Lastly, students interviewed Dr. Manuel Jiménez, a veterinarian and agrarian from Puerto Rico, about his experience taking care of pets and farm animals during Hurricane Maria, the recent earthquakes, as well as the COVID-19 pandemic. Students interviewed him live from the veterinary clinic as he shared that while people may stop going to the doctor during disasters, they do keep going to the vet for their pets. Manuel pointed out that, just like people, animals are also very sensitive to disasters. Students brought their dogs to the screen to join in the interview. 
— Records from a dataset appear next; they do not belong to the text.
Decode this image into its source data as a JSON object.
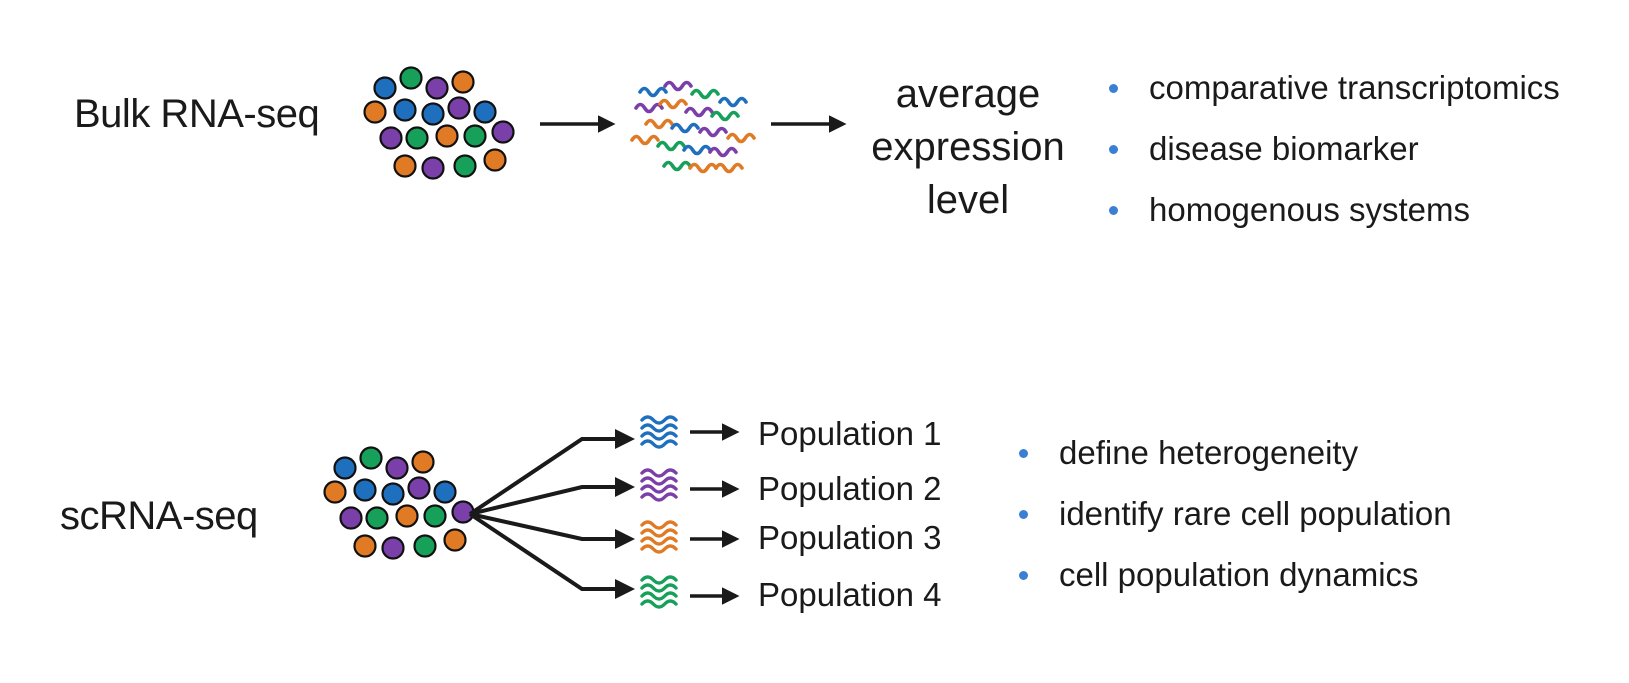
{
  "bulk": {
    "label": "Bulk RNA-seq",
    "result_lines": [
      "average",
      "expression",
      "level"
    ],
    "bullets": [
      "comparative transcriptomics",
      "disease biomarker",
      "homogenous systems"
    ]
  },
  "sc": {
    "label": "scRNA-seq",
    "populations": [
      "Population 1",
      "Population 2",
      "Population 3",
      "Population 4"
    ],
    "bullets": [
      "define heterogeneity",
      "identify rare cell population",
      "cell population dynamics"
    ]
  },
  "colors": {
    "blue": "#1f6fbf",
    "green": "#16a05a",
    "purple": "#7a3fa8",
    "orange": "#e07a25",
    "bullet": "#3b7fd4",
    "arrow": "#1a1a1a"
  }
}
Hearing firsthand accounts from people who have lived through and responded to disasters was powerful and felt all the more relevant to our students as they experience this historic pandemic. Through the students’ research, conversations, and writing, they were also able to further develop their Spanish language skills. Speaking with people from many parts of Latin America was an authentic way for students to connect and continue to practice their language skills. 

 

After interviewing people about their own personal experiences, students were asked to play the role of reporters during a disaster themselves and create their own news reports on one specific event from their initial research. For their final topics, students chose to present on the Black Plague, the 1906 San Francisco earthquake, the 2011 Tōhoku tsunami, a Nuclear Plant Explosion in Fukushima, Japan, the oil spill in Kuwait during the Gulf War, and the five Plastic Islands in the ocean. In their reports, students focused on the human response to disaster, as well as a description of each disaster, the problems and effects, the solutions, and their advice. 

 

They led their final presentations as this unit’s online exhibition and gave their own live news reports on disasters from around the world. 

 

Students drew on their PYP learner profiles reflection; they identified the attributes, skills, and attitudes that they had utilized during this unit and gave examples of how these learner profiles helped them accomplish their projects. 
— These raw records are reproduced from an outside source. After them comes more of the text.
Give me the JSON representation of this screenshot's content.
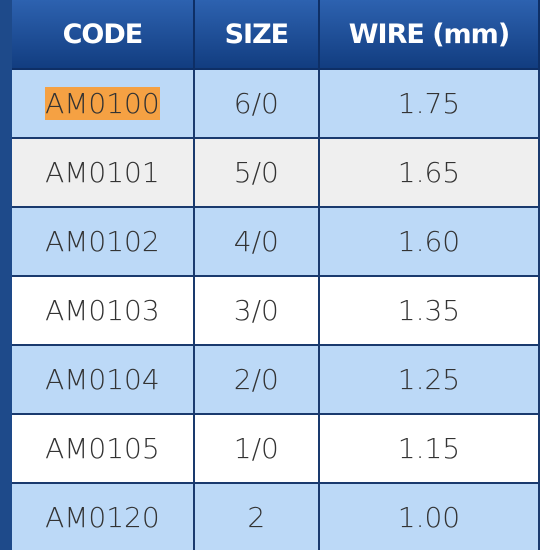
{
  "table": {
    "header": [
      "CODE",
      "SIZE",
      "WIRE (mm)"
    ],
    "rows": [
      [
        "AM0100",
        "6/0",
        "1.75"
      ],
      [
        "AM0101",
        "5/0",
        "1.65"
      ],
      [
        "AM0102",
        "4/0",
        "1.60"
      ],
      [
        "AM0103",
        "3/0",
        "1.35"
      ],
      [
        "AM0104",
        "2/0",
        "1.25"
      ],
      [
        "AM0105",
        "1/0",
        "1.15"
      ],
      [
        "AM0120",
        "2",
        "1.00"
      ]
    ]
  }
}
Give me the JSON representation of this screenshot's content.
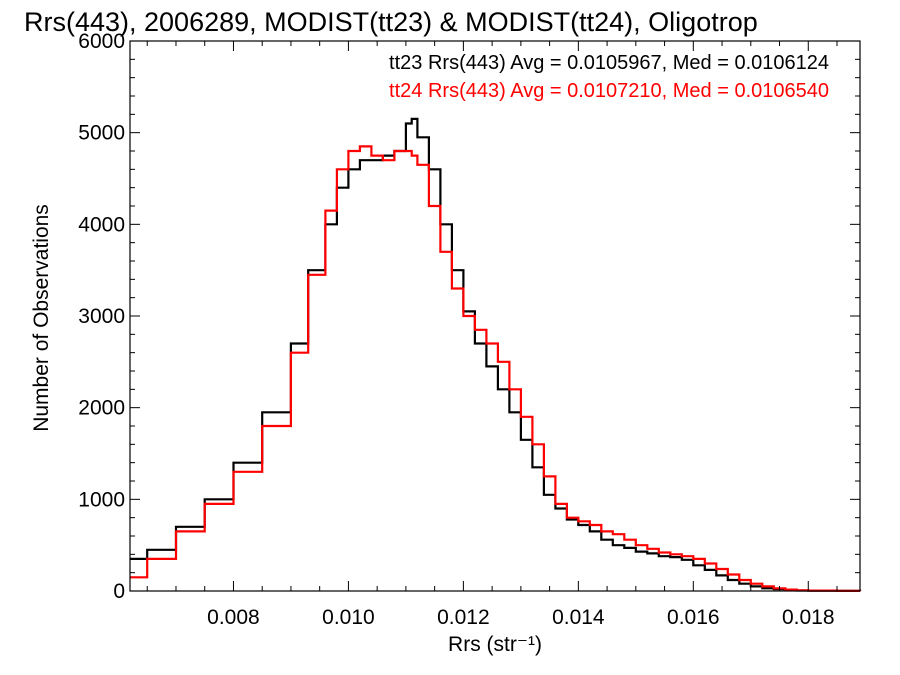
{
  "chart_data": {
    "type": "line",
    "title": "Rrs(443), 2006289, MODIST(tt23) & MODIST(tt24), Oligotrop",
    "xlabel": "Rrs (str⁻¹)",
    "ylabel": "Number of Observations",
    "xlim": [
      0.0062,
      0.0189
    ],
    "ylim": [
      0,
      6000
    ],
    "x_ticks": [
      0.008,
      0.01,
      0.012,
      0.014,
      0.016,
      0.018
    ],
    "x_tick_labels": [
      "0.008",
      "0.010",
      "0.012",
      "0.014",
      "0.016",
      "0.018"
    ],
    "y_ticks": [
      0,
      1000,
      2000,
      3000,
      4000,
      5000,
      6000
    ],
    "y_tick_labels": [
      "0",
      "1000",
      "2000",
      "3000",
      "4000",
      "5000",
      "6000"
    ],
    "grid": false,
    "annotations": [
      {
        "text": "tt23 Rrs(443) Avg = 0.0105967, Med = 0.0106124",
        "color": "#000000"
      },
      {
        "text": "tt24 Rrs(443) Avg = 0.0107210, Med = 0.0106540",
        "color": "#ff0000"
      }
    ],
    "series": [
      {
        "color": "#000000",
        "x": [
          0.0062,
          0.0065,
          0.007,
          0.0075,
          0.008,
          0.0085,
          0.009,
          0.0093,
          0.0096,
          0.0098,
          0.01,
          0.0102,
          0.0104,
          0.0106,
          0.0108,
          0.011,
          0.0111,
          0.0112,
          0.0114,
          0.0116,
          0.0118,
          0.012,
          0.0122,
          0.0124,
          0.0126,
          0.0128,
          0.013,
          0.0132,
          0.0134,
          0.0136,
          0.0138,
          0.014,
          0.0142,
          0.0144,
          0.0146,
          0.0148,
          0.015,
          0.0152,
          0.0154,
          0.0156,
          0.0158,
          0.016,
          0.0162,
          0.0164,
          0.0166,
          0.0168,
          0.017,
          0.0172,
          0.0174,
          0.0176,
          0.0178,
          0.018,
          0.0185,
          0.0189
        ],
        "y": [
          350,
          450,
          700,
          1000,
          1400,
          1950,
          2700,
          3500,
          4000,
          4400,
          4600,
          4700,
          4700,
          4750,
          4800,
          5100,
          5150,
          4950,
          4600,
          4000,
          3500,
          3050,
          2700,
          2450,
          2200,
          1950,
          1650,
          1350,
          1050,
          900,
          780,
          720,
          650,
          560,
          500,
          470,
          430,
          410,
          380,
          370,
          340,
          280,
          230,
          170,
          120,
          80,
          50,
          30,
          20,
          10,
          5,
          3,
          1,
          0
        ]
      },
      {
        "color": "#ff0000",
        "x": [
          0.0062,
          0.0065,
          0.007,
          0.0075,
          0.008,
          0.0085,
          0.009,
          0.0093,
          0.0096,
          0.0098,
          0.01,
          0.0102,
          0.0104,
          0.0106,
          0.0108,
          0.011,
          0.0111,
          0.0112,
          0.0114,
          0.0116,
          0.0118,
          0.012,
          0.0122,
          0.0124,
          0.0126,
          0.0128,
          0.013,
          0.0132,
          0.0134,
          0.0136,
          0.0138,
          0.014,
          0.0142,
          0.0144,
          0.0146,
          0.0148,
          0.015,
          0.0152,
          0.0154,
          0.0156,
          0.0158,
          0.016,
          0.0162,
          0.0164,
          0.0166,
          0.0168,
          0.017,
          0.0172,
          0.0174,
          0.0176,
          0.0178,
          0.018,
          0.0185,
          0.0189
        ],
        "y": [
          150,
          350,
          650,
          950,
          1300,
          1800,
          2600,
          3450,
          4150,
          4600,
          4800,
          4850,
          4750,
          4700,
          4800,
          4800,
          4750,
          4650,
          4200,
          3700,
          3300,
          3000,
          2850,
          2700,
          2500,
          2200,
          1900,
          1600,
          1250,
          950,
          800,
          760,
          720,
          650,
          620,
          560,
          500,
          460,
          420,
          400,
          380,
          350,
          300,
          240,
          180,
          120,
          80,
          50,
          30,
          15,
          8,
          4,
          1,
          0
        ]
      }
    ]
  }
}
Karuna shares, “I was impressed by students’ questions throughout the unit and I could see their maturity increase throughout this process. I was inspired by their resilience and level of curiosity for what’s happening in the world, even when it’s not good news. Their Spanish language development also grew exponentially because they wanted to be able to communicate and refer to experts and reference different voices. This unit is so connected to what we’re living in. It has helped students face hard things in a very objective way without fear. They have this new strength through questions. They are developing questions and using questions to not be afraid about entering the conversation. That impact is immeasurable.”